The assets of lawyer Dean Rees — an alleged recruiter for a Ponzi scheme reportedly headed by Barry Tannenbaum — have been frozen, the Financial Mail said on Thursday.

According to a recent investigation, Rees sought investors for Tannenbaum's scheme that supposedly imported pharmaceutical drugs into SA and then sold them on to generic drug manufacturers.

Although Rees said he was an unwitting pawn of Tannenbaum, his assets were frozen this week by the Queen's Bench division of the UK High court in London, the FM added.

The applicant in the matter was Qatar-based real estate company Barwa.

It had lent $31.3-million to Tannenbaum's companies in two tranches.

However, to obtain the freezing order, Barwa used a written statutory declaration from Tannenbaum in which he claimed that Rees and another investor James Paterson set up a fraudulent scheme, the FM said.

Though this declaration was not yet public, it would be the first major step that Tannebaum had taken to defend himself and put the blame on others, the FM added.
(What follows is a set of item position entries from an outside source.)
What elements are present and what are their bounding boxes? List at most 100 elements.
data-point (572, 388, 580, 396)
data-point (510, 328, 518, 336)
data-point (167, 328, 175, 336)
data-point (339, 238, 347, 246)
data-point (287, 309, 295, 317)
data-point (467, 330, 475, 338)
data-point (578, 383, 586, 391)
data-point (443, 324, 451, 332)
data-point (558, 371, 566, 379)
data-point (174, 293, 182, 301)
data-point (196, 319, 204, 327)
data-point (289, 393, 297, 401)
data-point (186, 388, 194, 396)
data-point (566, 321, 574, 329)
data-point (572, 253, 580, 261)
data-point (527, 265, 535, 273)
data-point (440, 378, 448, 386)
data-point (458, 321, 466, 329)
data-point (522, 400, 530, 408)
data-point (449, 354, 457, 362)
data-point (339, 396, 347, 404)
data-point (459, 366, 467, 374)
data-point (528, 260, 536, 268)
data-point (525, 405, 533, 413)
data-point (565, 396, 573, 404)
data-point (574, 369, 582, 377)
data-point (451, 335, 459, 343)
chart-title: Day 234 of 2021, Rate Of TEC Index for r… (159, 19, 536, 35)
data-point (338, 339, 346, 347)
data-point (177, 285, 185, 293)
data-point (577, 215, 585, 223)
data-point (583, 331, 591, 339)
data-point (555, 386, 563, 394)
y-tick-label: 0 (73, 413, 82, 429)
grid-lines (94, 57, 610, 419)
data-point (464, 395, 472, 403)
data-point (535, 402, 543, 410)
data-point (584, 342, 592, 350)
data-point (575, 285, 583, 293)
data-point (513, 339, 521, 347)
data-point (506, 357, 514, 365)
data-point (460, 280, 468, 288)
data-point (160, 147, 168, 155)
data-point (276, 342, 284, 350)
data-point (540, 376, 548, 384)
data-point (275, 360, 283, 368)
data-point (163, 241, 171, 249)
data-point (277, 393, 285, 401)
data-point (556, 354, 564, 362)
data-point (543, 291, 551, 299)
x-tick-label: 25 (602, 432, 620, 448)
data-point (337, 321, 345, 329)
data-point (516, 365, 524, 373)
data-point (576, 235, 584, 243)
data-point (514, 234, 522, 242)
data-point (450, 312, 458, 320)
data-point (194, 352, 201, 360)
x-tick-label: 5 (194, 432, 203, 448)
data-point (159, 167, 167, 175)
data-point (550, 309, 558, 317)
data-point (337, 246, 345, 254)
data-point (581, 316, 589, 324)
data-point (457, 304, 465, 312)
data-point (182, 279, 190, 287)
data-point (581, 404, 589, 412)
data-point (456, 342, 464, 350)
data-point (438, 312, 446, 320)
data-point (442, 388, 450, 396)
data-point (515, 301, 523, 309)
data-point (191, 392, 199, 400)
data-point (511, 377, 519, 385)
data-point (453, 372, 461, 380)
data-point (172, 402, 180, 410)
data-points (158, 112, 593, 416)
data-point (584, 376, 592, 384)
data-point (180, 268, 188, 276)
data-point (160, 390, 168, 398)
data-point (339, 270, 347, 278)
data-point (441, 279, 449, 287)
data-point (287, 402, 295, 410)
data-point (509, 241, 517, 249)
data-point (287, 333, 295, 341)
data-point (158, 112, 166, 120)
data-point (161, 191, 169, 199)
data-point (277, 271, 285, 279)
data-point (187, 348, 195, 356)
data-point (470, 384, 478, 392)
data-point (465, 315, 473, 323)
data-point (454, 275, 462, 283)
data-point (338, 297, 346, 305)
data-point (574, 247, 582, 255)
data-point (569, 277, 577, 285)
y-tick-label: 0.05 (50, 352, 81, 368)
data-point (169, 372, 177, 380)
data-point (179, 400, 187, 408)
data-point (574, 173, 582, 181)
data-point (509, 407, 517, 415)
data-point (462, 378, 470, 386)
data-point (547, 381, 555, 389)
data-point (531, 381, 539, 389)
"However, Tannenbaum's attorney Darryl Ackerman told the FM Tannenbaum had not signed the document," the publication noted.

When contacted, Rees said he would fight this "most vigorously".

According to the FM, the UK court order specifically froze nine bank accounts belonging to Rees and his companies, including four at Investec and others in Hong Kong, New York and Switzerland.

The order also demanded that Rees hand his passport to Barwa's lawyers and that he provide a list of all his assets.